Last month, I published an update to my 2011 Forrester Wave™ on talent management because the human resource management (HRM) market has experienced tremendous consolidation and many top-rated vendors have become part of other very large organizations. I defined “talent management” as encompassing performance, learning, succession planning, and career development. When I published my current Wave in March 2013, I continued to call it the “Talent Management Wave.” This has caused confusion, because in the past two years, the word “talent management” has morphed to include recruiting, which also has seen incredible growth and change. As the Wave is a deep dive into more than criteria and focuses on 10 vendors, I could not include recruiting within the parameters of the Wave. Recruiting is also very different, with many integrations with small boutique vendors that provide important services. But the questions kept coming: “Where is recruiting?”

I decided that the title, not the content, was the problem. Therefore, this Wave has a new, more representative, title: “The Forrester Wave: Learning And Talent Development, Q1 2013.” This title better describes my effort to showcase the suite vendors that own both performance (often including succession and career development) and learning applications and have devoted tremendous energy and resources to unify the two applications (with various degrees of success).

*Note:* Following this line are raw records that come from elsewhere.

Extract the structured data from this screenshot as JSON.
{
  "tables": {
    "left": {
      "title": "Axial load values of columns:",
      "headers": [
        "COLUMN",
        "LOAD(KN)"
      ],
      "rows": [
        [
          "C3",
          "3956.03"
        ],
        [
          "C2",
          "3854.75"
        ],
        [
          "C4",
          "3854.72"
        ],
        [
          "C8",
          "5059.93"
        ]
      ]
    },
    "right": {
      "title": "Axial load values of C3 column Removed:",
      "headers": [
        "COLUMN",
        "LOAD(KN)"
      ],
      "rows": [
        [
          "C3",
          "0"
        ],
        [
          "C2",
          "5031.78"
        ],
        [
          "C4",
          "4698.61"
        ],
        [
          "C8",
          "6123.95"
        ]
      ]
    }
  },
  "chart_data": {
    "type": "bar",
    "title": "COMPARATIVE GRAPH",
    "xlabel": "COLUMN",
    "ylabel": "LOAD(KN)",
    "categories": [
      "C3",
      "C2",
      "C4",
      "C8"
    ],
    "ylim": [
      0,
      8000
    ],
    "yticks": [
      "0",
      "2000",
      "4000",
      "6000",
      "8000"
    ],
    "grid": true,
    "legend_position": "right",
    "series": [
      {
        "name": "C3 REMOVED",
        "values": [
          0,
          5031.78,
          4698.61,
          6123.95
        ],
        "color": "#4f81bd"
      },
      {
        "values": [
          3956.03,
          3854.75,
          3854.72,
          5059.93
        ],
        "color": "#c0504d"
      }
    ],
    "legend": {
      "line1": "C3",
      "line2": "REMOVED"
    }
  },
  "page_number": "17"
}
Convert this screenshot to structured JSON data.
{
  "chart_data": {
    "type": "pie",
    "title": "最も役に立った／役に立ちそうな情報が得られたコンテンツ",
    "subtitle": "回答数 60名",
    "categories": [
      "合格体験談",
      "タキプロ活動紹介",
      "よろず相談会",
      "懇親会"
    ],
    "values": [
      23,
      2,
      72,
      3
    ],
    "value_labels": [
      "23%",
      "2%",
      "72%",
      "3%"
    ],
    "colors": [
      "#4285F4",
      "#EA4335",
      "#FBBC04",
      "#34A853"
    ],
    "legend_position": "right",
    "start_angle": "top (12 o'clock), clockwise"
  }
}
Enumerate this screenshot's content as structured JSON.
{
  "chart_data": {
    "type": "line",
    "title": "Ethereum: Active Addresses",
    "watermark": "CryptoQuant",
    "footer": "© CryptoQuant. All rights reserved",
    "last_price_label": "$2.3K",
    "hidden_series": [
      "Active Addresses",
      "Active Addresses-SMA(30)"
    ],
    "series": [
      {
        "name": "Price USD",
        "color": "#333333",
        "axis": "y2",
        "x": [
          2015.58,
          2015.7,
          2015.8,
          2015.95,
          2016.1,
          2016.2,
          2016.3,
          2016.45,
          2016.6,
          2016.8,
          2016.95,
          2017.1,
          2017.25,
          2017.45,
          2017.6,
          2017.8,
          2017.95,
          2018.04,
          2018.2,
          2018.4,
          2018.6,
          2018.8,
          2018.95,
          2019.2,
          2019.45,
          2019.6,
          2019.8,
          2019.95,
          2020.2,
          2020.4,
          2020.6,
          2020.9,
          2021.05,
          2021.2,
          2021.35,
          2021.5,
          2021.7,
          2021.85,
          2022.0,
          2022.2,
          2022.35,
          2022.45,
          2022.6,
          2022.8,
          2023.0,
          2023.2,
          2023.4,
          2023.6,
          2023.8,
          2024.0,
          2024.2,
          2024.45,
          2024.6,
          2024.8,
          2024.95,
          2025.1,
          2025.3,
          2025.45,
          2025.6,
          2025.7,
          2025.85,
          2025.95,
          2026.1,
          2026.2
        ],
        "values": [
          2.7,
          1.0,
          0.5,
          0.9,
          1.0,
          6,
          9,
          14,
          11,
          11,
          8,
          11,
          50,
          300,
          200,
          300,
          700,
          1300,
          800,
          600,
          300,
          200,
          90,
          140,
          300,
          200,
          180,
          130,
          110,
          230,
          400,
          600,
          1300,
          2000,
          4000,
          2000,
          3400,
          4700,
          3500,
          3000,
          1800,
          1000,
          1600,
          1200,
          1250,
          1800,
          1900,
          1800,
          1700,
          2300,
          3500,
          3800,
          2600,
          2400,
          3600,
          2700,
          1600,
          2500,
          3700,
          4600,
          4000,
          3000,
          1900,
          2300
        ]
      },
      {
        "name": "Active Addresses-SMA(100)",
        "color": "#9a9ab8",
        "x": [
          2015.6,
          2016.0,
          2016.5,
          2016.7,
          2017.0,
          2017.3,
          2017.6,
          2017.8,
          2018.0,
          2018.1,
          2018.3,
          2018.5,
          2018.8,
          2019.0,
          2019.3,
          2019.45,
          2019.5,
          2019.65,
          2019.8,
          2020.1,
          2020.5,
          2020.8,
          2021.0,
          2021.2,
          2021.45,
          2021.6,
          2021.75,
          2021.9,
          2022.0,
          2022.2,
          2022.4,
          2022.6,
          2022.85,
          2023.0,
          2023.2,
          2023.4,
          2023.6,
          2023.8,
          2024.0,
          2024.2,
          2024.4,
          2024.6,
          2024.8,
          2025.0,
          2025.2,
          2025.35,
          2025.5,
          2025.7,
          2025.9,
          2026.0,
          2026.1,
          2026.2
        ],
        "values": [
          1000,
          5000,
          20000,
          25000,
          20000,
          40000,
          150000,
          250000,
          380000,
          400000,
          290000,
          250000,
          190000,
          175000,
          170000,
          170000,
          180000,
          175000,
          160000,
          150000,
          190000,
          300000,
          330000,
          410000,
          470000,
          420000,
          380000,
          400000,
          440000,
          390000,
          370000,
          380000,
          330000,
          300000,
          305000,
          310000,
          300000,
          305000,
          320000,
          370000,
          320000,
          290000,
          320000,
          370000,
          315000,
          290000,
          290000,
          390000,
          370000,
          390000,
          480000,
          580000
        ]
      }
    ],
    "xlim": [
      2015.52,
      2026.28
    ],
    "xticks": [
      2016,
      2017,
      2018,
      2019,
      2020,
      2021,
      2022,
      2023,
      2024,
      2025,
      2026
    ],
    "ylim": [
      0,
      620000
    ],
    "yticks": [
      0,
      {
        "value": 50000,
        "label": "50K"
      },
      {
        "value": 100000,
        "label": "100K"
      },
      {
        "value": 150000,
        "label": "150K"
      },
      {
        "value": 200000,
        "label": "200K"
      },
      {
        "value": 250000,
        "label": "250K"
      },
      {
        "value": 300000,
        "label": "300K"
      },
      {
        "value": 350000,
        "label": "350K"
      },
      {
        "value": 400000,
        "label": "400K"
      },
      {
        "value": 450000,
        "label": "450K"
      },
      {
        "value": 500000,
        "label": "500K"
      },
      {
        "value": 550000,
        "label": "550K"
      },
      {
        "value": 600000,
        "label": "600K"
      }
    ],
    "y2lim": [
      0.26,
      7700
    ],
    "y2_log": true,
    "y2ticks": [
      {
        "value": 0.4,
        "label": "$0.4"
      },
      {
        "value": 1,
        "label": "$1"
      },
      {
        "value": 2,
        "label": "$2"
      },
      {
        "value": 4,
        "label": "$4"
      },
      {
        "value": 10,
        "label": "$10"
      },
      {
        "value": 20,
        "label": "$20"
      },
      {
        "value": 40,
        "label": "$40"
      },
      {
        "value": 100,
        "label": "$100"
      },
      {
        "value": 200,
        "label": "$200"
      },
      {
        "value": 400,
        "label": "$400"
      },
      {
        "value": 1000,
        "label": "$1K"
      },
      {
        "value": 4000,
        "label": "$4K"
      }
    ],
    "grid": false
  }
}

Ideally, this means that a manager can identify an employee knowledge gap and, right from the performance app, select the best learning opportunity that will address the gap, and the activity or course appears on the employee’s individual learning plan. These applications look and feel like one application.

So what does this mean for recruiting? Because recruiting is so important today, I feel that it deserves its own document. I’m planning market landscape research that will include suite players with a recruiting application, standalone recruiting vendors, and more niche vendors like passive recruiting vendors, recruiting marketing vendors, culture-fit vendors, asynchronous audio and video interviewing vendors, etc. This upcoming market landscape research, my newly titled Wave, and my colleague Paul Hamerman’s Q1 2012 Wave on human resource management systems form an excellent body of research for users who want to understand the technology implications and offerings, and the transactional and strategic approaches to HRM.